There may be no group of athletes that consistently gets under the skin of the conservative media complainers than the USWNT. The Daily Wire, which at least theoretically is a United States–based publication, gleefully mocked the United States team when they lost their first match of this tournament, noting that they were “kneeling for BLM at Olympic opener,” as if they lost because their knees were sore or something. The Federalist has decried their “rude celebrations.” A commentator on Newsmax said
that the USWNT’s push for equal pay was “antithetical to our founding documents.” One of the things that is supposed to be fun about the Olympics is that it’s an event for (essentially) harmless national pride, where you can cheer for the greatest athletes that this flawed-but-still-ours country is capable of producing. But sometimes it feels like the USWNT team has more haters inside our borders than outside of them.
It’s not limited to the USWNT, though they are the ones, specifically Rapinoe, who work up the most right-wing bile. The New York Post’s Phil Mushnick wrote a column Thursday night that seemed to blast the USA women’s basketball team for standing for the national anthem, claiming they were “fabricating token pride,” in the very same column he said it was difficult to cheer for them. A Newsmax host was explicit about saying he was happy that the Team USA men’s basketball team lost to France — a Newsmax host cheering for France! — that “the collection of whiny overpaid social justice warriors are very hard to root for” and that “somebody ought to go up to them and just rip USA off their chest.” And, of course, Simone Biles’s withdrawal from the Olympics has been a fainting-couch bad-faith pentathlon all to itself, with Charlie Kirk taking home the gold by calling Biles a “sociopath.” And these are supposed to the patriotic ones! The ones cheering against the Americans!
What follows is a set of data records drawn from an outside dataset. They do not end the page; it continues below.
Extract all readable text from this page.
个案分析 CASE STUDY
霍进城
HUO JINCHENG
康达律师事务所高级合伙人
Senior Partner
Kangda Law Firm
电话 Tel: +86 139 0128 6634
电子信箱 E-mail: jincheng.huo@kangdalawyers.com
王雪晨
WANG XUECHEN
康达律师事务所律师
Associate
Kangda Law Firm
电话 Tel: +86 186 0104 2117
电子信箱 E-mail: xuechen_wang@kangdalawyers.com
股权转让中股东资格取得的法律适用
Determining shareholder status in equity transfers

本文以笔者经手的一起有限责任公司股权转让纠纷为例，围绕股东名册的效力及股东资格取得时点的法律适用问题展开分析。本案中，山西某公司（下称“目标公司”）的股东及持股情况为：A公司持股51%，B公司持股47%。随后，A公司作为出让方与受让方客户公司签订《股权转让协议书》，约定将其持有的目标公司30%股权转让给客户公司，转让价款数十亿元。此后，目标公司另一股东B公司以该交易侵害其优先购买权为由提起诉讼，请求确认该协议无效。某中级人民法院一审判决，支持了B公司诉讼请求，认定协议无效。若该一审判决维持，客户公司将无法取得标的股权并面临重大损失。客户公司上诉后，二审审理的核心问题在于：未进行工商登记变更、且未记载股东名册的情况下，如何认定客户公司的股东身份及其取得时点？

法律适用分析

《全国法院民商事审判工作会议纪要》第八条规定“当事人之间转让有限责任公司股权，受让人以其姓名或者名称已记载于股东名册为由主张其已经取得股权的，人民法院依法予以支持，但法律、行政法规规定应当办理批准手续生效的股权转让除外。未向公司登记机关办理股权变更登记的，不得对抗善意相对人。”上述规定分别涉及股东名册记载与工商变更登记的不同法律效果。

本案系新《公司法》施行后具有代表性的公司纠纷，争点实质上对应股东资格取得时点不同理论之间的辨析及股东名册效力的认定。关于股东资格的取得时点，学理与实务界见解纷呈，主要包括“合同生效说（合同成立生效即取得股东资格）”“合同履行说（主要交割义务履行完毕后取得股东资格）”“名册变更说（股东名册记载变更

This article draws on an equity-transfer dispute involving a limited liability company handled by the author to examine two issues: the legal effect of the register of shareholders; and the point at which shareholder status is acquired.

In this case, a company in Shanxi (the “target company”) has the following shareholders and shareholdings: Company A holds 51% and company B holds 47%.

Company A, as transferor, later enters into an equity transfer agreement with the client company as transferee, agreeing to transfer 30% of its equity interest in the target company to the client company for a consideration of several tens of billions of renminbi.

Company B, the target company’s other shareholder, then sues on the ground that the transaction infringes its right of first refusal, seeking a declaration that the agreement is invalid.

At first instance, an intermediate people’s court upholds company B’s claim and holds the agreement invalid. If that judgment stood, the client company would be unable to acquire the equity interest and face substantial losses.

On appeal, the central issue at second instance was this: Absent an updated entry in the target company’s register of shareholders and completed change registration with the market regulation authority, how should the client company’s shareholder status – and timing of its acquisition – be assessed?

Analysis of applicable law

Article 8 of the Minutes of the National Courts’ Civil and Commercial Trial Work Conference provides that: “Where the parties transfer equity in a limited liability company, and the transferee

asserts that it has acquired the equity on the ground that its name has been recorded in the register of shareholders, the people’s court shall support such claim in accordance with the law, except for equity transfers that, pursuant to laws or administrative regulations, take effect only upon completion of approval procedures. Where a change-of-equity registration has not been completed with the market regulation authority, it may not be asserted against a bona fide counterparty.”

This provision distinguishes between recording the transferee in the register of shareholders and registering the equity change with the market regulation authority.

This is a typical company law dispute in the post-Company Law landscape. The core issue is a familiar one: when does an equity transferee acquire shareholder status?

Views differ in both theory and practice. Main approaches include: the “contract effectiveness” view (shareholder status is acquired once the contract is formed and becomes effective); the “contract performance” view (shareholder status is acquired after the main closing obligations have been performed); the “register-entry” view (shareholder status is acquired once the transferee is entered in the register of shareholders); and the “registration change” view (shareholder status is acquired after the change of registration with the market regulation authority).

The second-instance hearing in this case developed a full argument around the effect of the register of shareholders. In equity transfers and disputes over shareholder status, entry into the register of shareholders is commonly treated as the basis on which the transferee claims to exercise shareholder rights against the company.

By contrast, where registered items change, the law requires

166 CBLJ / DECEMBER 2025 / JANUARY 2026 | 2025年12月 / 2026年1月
As many have pointed out, this is all performative, with the same commentators pushing their endless outrage war by incorporating whatever we all happen to be watching at that particular moment, in this case the Olympics. But what’s particularly irritating about it is that these are the very same people who have been so insistent for so many years now that politics be removed from sports entirely. Clay Travis, the sports huckster turned Limbaugh radio replacement, claimed two years ago to have founded his site Outkick explicitly because he wanted to “stick to sports,” and that anyone who tried to bring politics into sports was destined for financial failure; now he’s among those claiming the USWNT lost their first game because they were kneeling for the national anthem. The same people who can’t stop yammering about politics when the rest of us are just trying to watch the Olympics and root for our country’s athletes are the ones who have been yelling at us for dragging politics into it.
This is happening, too, during an Olympics that has so far been, somewhat surprisingly, relatively apolitical. The USWNT has kneeled during the anthem like they have at all their matches for years, but, so far, there have been no active protests, no turning away on the medal stand, nothing like that at all. This could all still change, of course: There is still a week-plus left of the Olympics, and Team USA track-and-field athletes, in particular, have been outspoken about social justice issues in the past. But otherwise, you could argue these have been among the least political Games in years to this point. One would think this would be what anti-politicized-sports pundits have wanted all along: athletes just performing at incredible levels and doing their best to win gold and represent their country. But now it’s their critics who keep bringing up politics, while the rest of us have just been enjoying these Games and the otherworldly athletic achievements within. It is almost as if none of this was, in fact, about on-field politics at all.